Boy howdy, do I get some interesting fan mail from you guys! Most common of them all being wedding proposals. Ummm...How do I say this nicely? I'm taken. Notice that I am The Good WIFE. You see, I already have a husband. I call him Rick on this blog. I think I may have mentioned him once or twice. Sorry. But thanks?
Today I got an email worthy of sharing. Its odd to say the least, as it has to do with a fetish. Not a normal fetish. (Is there such a thing?) Anyway, read on:
May I call you that? Or maybe you would like to email me you real name, so that we may address each other respectfully. Its rude not sharing your name with your fans. I'm a big fan. ;-} You have something I want, and I am willing to pay you for it.
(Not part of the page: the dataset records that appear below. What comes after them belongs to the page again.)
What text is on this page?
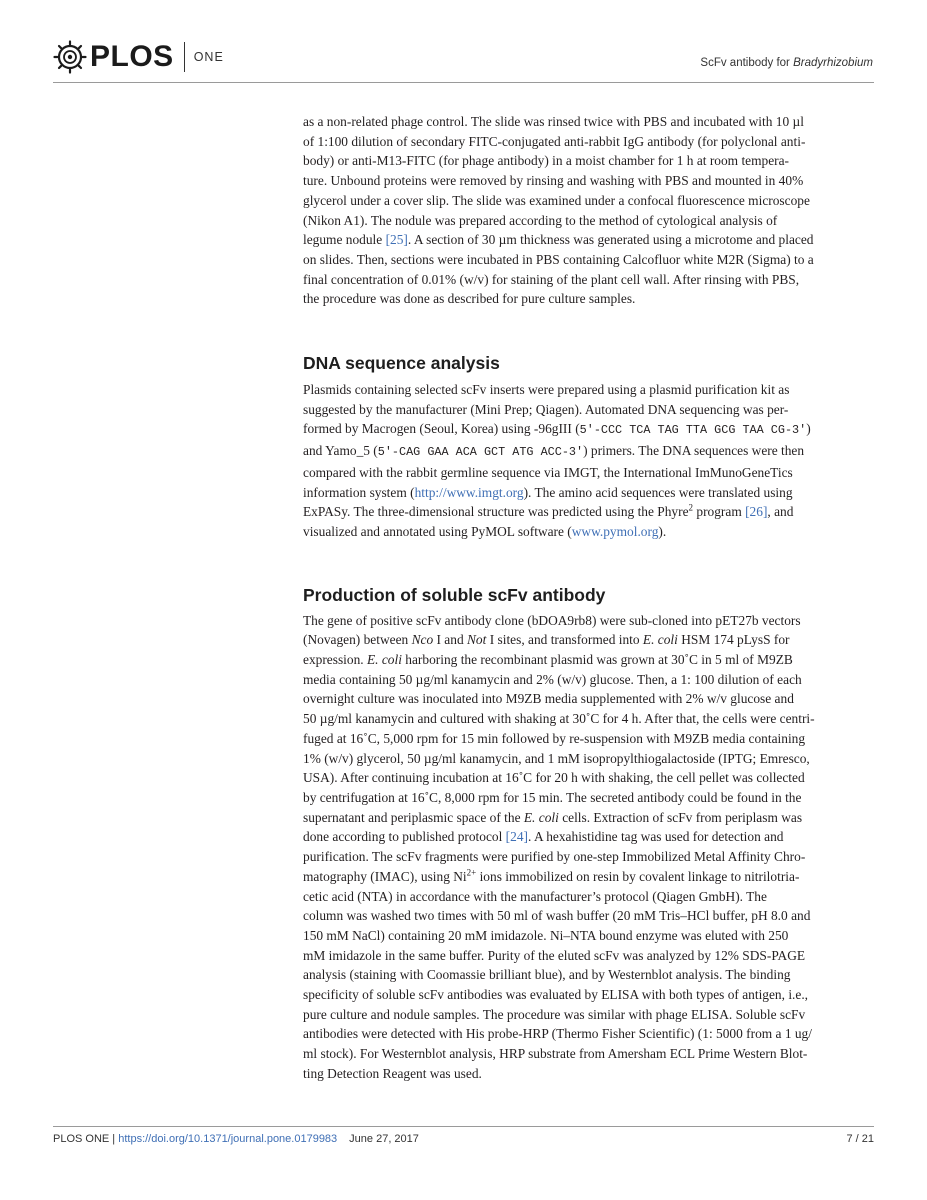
PLOS ONE	ScFv antibody for Bradyrhizobium
as a non-related phage control. The slide was rinsed twice with PBS and incubated with 10 µl
of 1:100 dilution of secondary FITC-conjugated anti-rabbit IgG antibody (for polyclonal anti-
body) or anti-M13-FITC (for phage antibody) in a moist chamber for 1 h at room tempera-
ture. Unbound proteins were removed by rinsing and washing with PBS and mounted in 40%
glycerol under a cover slip. The slide was examined under a confocal fluorescence microscope
(Nikon A1). The nodule was prepared according to the method of cytological analysis of
legume nodule [25]. A section of 30 µm thickness was generated using a microtome and placed
on slides. Then, sections were incubated in PBS containing Calcofluor white M2R (Sigma) to a
final concentration of 0.01% (w/v) for staining of the plant cell wall. After rinsing with PBS,
the procedure was done as described for pure culture samples.
DNA sequence analysis
Plasmids containing selected scFv inserts were prepared using a plasmid purification kit as
suggested by the manufacturer (Mini Prep; Qiagen). Automated DNA sequencing was per-
formed by Macrogen (Seoul, Korea) using -96gIII (5'-CCC TCA TAG TTA GCG TAA CG-3')
and Yamo_5 (5'-CAG GAA ACA GCT ATG ACC-3') primers. The DNA sequences were then
compared with the rabbit germline sequence via IMGT, the International ImMunoGeneTics
information system (http://www.imgt.org). The amino acid sequences were translated using
ExPASy. The three-dimensional structure was predicted using the Phyre$^2$ program [26], and
visualized and annotated using PyMOL software (www.pymol.org).
Production of soluble scFv antibody
The gene of positive scFv antibody clone (bDOA9rb8) were sub-cloned into pET27b vectors
(Novagen) between Nco I and Not I sites, and transformed into E. coli HSM 174 pLysS for
expression. E. coli harboring the recombinant plasmid was grown at 30˚C in 5 ml of M9ZB
media containing 50 µg/ml kanamycin and 2% (w/v) glucose. Then, a 1: 100 dilution of each
overnight culture was inoculated into M9ZB media supplemented with 2% w/v glucose and
50 µg/ml kanamycin and cultured with shaking at 30˚C for 4 h. After that, the cells were centri-
fuged at 16˚C, 5,000 rpm for 15 min followed by re-suspension with M9ZB media containing
1% (w/v) glycerol, 50 µg/ml kanamycin, and 1 mM isopropylthiogalactoside (IPTG; Emresco,
USA). After continuing incubation at 16˚C for 20 h with shaking, the cell pellet was collected
by centrifugation at 16˚C, 8,000 rpm for 15 min. The secreted antibody could be found in the
supernatant and periplasmic space of the E. coli cells. Extraction of scFv from periplasm was
done according to published protocol [24]. A hexahistidine tag was used for detection and
purification. The scFv fragments were purified by one-step Immobilized Metal Affinity Chro-
matography (IMAC), using $Ni^{2+}$ ions immobilized on resin by covalent linkage to nitrilotria-
cetic acid (NTA) in accordance with the manufacturer’s protocol (Qiagen GmbH). The
column was washed two times with 50 ml of wash buffer (20 mM Tris–HCl buffer, pH 8.0 and
150 mM NaCl) containing 20 mM imidazole. Ni–NTA bound enzyme was eluted with 250
mM imidazole in the same buffer. Purity of the eluted scFv was analyzed by 12% SDS-PAGE
analysis (staining with Coomassie brilliant blue), and by Westernblot analysis. The binding
specificity of soluble scFv antibodies was evaluated by ELISA with both types of antigen, i.e.,
pure culture and nodule samples. The procedure was similar with phage ELISA. Soluble scFv
antibodies were detected with His probe-HRP (Thermo Fisher Scientific) (1: 5000 from a 1 ug/
ml stock). For Westernblot analysis, HRP substrate from Amersham ECL Prime Western Blot-
ting Detection Reagent was used.
PLOS ONE | https://doi.org/10.1371/journal.pone.0179983 June 27, 2017	7 / 21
I can tell by you body dat you probly eat well, sesibly. That makes for yummy prizes that is what i want from you. I would like to send you a container in a well sealed box for you to deposit sum urine in for me to have. You think its wierd? But its not. Its good for you, and pretty girls make the best. How much do you charge? I will pay most anything for urine of yours. I can almost smell it now. Here is my phone number and adress and you can give me your address to send you the box. ok?
Love you alot!!!! ;-}
That is a real email, I kid you not. By asking how much I charge, he implies I've spoken of selling my urine before. I'm pretty sure I haven't. Melvin, baby, you are creepy. Blech. "No pee for you!" (imagine me saying that like the soup nazi from Seinfeld. funny, right?lol)
So, be forewarned, if you send creepy email, you may just get publicly embarrased. Or excited, depending on your fetish, I suppose. Just don't do it! Oh, and Melvin? Yeah, I won't be sharing my real name either. Sorry about that, bud. But if anyone is in the market for selling their pee, I know just the guy to call!